My Texas A&M AgriLife Extension coworkers in College Station have done a great job providing materials and resources for educators and parents alike to teach kids all about gardening. The nationally acclaimed Junior Master Gardener curriculum has been tested and researched, and has resulted in many positive benefits to kids both academically and socially.

Here are some interesting results from a national survey of teachers and leaders using the JMG curriculum:

Eighty-five percent of respondents said JMG has increased youth interest in science.

Eighty-three percent of respondents said youth were more enthusiastic about learning.
Eighty-five percent of teachers or leaders plan to continue using the JMG program with youth.

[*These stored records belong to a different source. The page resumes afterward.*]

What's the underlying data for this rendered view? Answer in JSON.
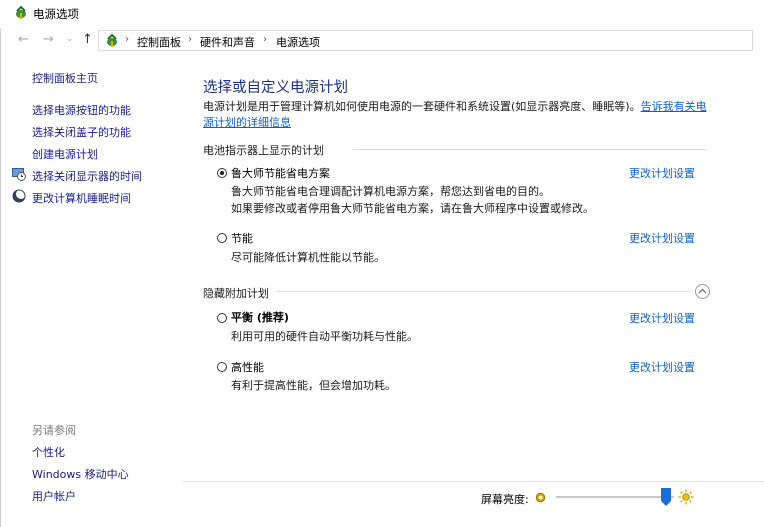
{
  "window": {
    "title": "电源选项",
    "icon": "power-options-icon"
  },
  "nav": {
    "back_icon": "arrow-left-icon",
    "forward_icon": "arrow-right-icon",
    "recent_icon": "chevron-down-icon",
    "up_icon": "arrow-up-icon",
    "breadcrumbs": [
      "控制面板",
      "硬件和声音",
      "电源选项"
    ]
  },
  "sidebar": {
    "home": "控制面板主页",
    "items": [
      {
        "label": "选择电源按钮的功能",
        "icon": null
      },
      {
        "label": "选择关闭盖子的功能",
        "icon": null
      },
      {
        "label": "创建电源计划",
        "icon": null
      },
      {
        "label": "选择关闭显示器的时间",
        "icon": "monitor-clock-icon"
      },
      {
        "label": "更改计算机睡眠时间",
        "icon": "moon-icon"
      }
    ]
  },
  "main": {
    "heading": "选择或自定义电源计划",
    "intro_text": "电源计划是用于管理计算机如何使用电源的一套硬件和系统设置(如显示器亮度、睡眠等)。",
    "intro_link": "告诉我有关电源计划的详细信息",
    "battery_section": "电池指示器上显示的计划",
    "hidden_section": "隐藏附加计划",
    "change_label": "更改计划设置",
    "plans": [
      {
        "name": "鲁大师节能省电方案",
        "checked": true,
        "desc1": "鲁大师节能省电合理调配计算机电源方案，帮您达到省电的目的。",
        "desc2": "如果要修改或者停用鲁大师节能省电方案，请在鲁大师程序中设置或修改。"
      },
      {
        "name": "节能",
        "checked": false,
        "desc1": "尽可能降低计算机性能以节能。"
      },
      {
        "name": "平衡 (推荐)",
        "checked": false,
        "desc1": "利用可用的硬件自动平衡功耗与性能。"
      },
      {
        "name": "高性能",
        "checked": false,
        "desc1": "有利于提高性能，但会增加功耗。"
      }
    ]
  },
  "see_also": {
    "title": "另请参阅",
    "links": [
      "个性化",
      "Windows 移动中心",
      "用户帐户"
    ]
  },
  "brightness": {
    "label": "屏幕亮度:",
    "level": 0.93,
    "thumb_color": "#1a6fd1"
  }
}
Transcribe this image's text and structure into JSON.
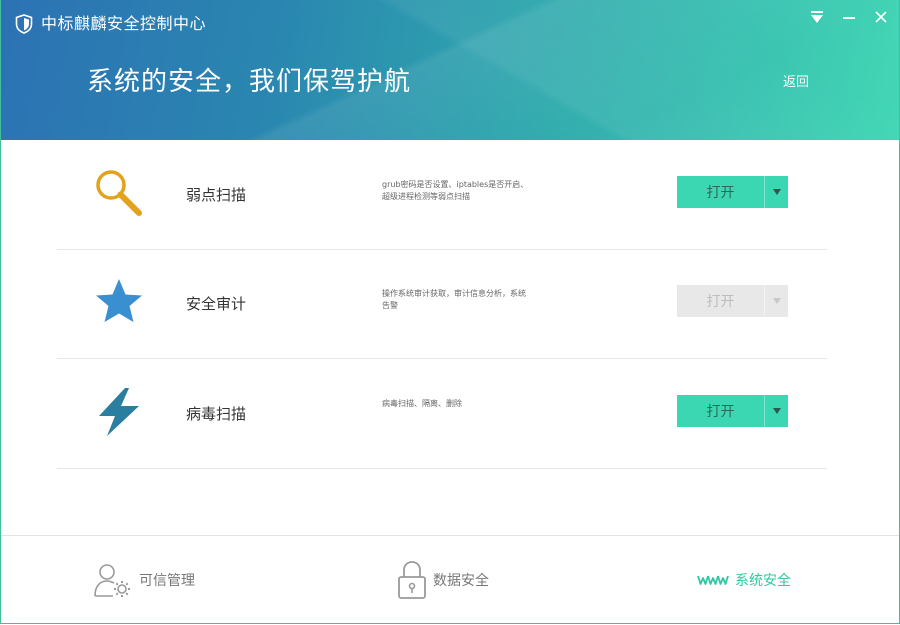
{
  "window": {
    "title": "中标麒麟安全控制中心",
    "controls": [
      "menu",
      "minimize",
      "close"
    ]
  },
  "banner": {
    "title": "系统的安全，我们保驾护航",
    "back_label": "返回"
  },
  "features": [
    {
      "name": "弱点扫描",
      "icon": "magnifier-icon",
      "description": "grub密码是否设置、iptables是否开启、超级进程检测等弱点扫描",
      "button_label": "打开",
      "enabled": true
    },
    {
      "name": "安全审计",
      "icon": "star-icon",
      "description": "操作系统审计获取，审计信息分析，系统告警",
      "button_label": "打开",
      "enabled": false
    },
    {
      "name": "病毒扫描",
      "icon": "lightning-icon",
      "description": "病毒扫描、隔离、删除",
      "button_label": "打开",
      "enabled": true
    }
  ],
  "nav": [
    {
      "label": "可信管理",
      "icon": "user-gear-icon",
      "active": false
    },
    {
      "label": "数据安全",
      "icon": "lock-icon",
      "active": false
    },
    {
      "label": "系统安全",
      "icon": "www-icon",
      "active": true
    }
  ],
  "colors": {
    "accent": "#3ad7b2",
    "header_start": "#2c72b4",
    "header_end": "#43d7b5",
    "active_nav": "#2fc8a2",
    "magnifier": "#e2a21b",
    "star": "#3a8fd0",
    "lightning": "#2a7fa0"
  }
}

Sixty-nine percent of teachers and leaders said that JMG has encouraged students to perform community service projects outside the classroom.

Sixty-three percent said youth tried new fruits and vegetables.

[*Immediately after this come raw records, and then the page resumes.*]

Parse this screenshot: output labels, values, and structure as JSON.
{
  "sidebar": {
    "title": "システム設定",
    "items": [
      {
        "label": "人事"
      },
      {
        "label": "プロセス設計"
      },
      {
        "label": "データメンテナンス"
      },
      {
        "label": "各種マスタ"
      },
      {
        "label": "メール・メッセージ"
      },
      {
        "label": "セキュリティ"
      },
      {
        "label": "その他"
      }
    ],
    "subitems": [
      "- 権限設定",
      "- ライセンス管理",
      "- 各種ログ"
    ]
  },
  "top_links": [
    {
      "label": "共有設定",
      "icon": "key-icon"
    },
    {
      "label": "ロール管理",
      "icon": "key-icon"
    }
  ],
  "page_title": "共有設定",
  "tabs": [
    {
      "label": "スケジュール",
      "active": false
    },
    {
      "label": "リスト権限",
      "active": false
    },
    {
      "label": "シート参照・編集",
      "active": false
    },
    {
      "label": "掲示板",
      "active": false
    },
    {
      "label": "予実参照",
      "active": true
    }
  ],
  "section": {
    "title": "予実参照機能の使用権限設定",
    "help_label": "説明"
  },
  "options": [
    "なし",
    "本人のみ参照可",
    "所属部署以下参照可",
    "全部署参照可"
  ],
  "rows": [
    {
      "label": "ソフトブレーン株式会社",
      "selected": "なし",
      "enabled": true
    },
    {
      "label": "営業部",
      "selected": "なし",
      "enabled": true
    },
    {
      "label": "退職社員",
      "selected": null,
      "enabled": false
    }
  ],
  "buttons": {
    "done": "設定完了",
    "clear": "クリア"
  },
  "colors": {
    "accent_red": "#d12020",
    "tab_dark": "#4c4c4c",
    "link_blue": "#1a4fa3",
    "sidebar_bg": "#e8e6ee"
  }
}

Also, third- and fifth-graders showed more positive attitudes toward fruit and vegetable snacks and an improvement in vegetable preference scores after completing activities from a nutrition gardening curriculum.

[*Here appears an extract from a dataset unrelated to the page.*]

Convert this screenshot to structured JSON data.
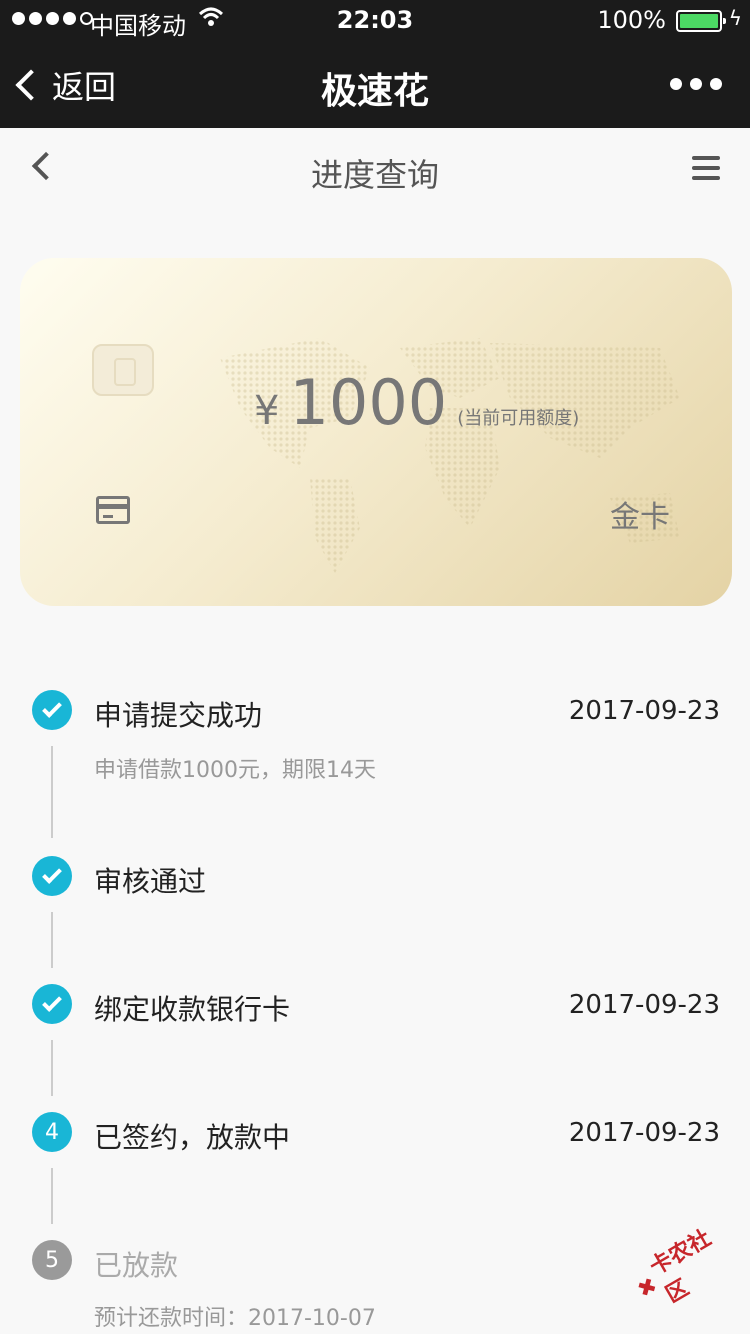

The folks at A&M have now come up with a new, streamlined program designed to be more easily implemented in schools. It is called “Learn, Grow, Eat & Go.” Here are some research results from a pilot study of this program:

Increase in moderate and vigorous daily physical activity.

Increase in student vegetable exposure and preference.

Decreased consumption of sugar-sweetened beverages.

Increased self efficacy to consume healthy beverages.

Increase in healthy family meal practices.

Increased knowledge about nutrition.

Increased knowledge about plant science.

For more information on the Junior Master Gardener program and “Learn, Grow, Eat & Go.” Visit the website at jmgkids.us.

GARDENING WITH KIDS

You can easily get your kids (or grandkids) involved in a home-gardening project. Growing plants is very educational and therapeutic, as anyone who is involved will agree. Yes, we fight pestilence, are frustrated by uncooperative weather and experience failures. But, that’s a picture of life. A garden teaches us many things concerning life and is a wonderful tool for developing young minds. The immediate rewards come when the flowers bloom and the vegetables are ready to eat. In the long term, children can learn many important lessons that will help them mature into responsible adults.

Children are naturally inquisitive, and what better way to nurture their curiosity than in a healthy exploration of the plant world? Youngsters can be taught an incredible number of lessons just by raising a few plants. Responsibility and patience are two virtues that quickly come to mind as lessons we all learn from a garden. Let them have failures alongside successes. They will open up much more to your guidance as they realize your advice can help them reach their gardening goals.

Of course, science can be taught in many enjoyable ways. The life cycle of a plant, from the germination of a seed to the production of fruit, to its eventual death, mirrors all events in life. How does a plant grow? What does it need? How do things such as pollution affect the growth of plants? Hundreds of very simple experiments can be done in a garden. When a child asks a question, help the child to suggest answers and then design an experiment to test his or her theory.

Pests are a part of every garden, and discovering the many insects, both good and bad, living in the garden will be an adventure. A magnifying glass will reveal many hidden things on leaves, flowers, in the soil, etc. Adults will need to assist in pest control.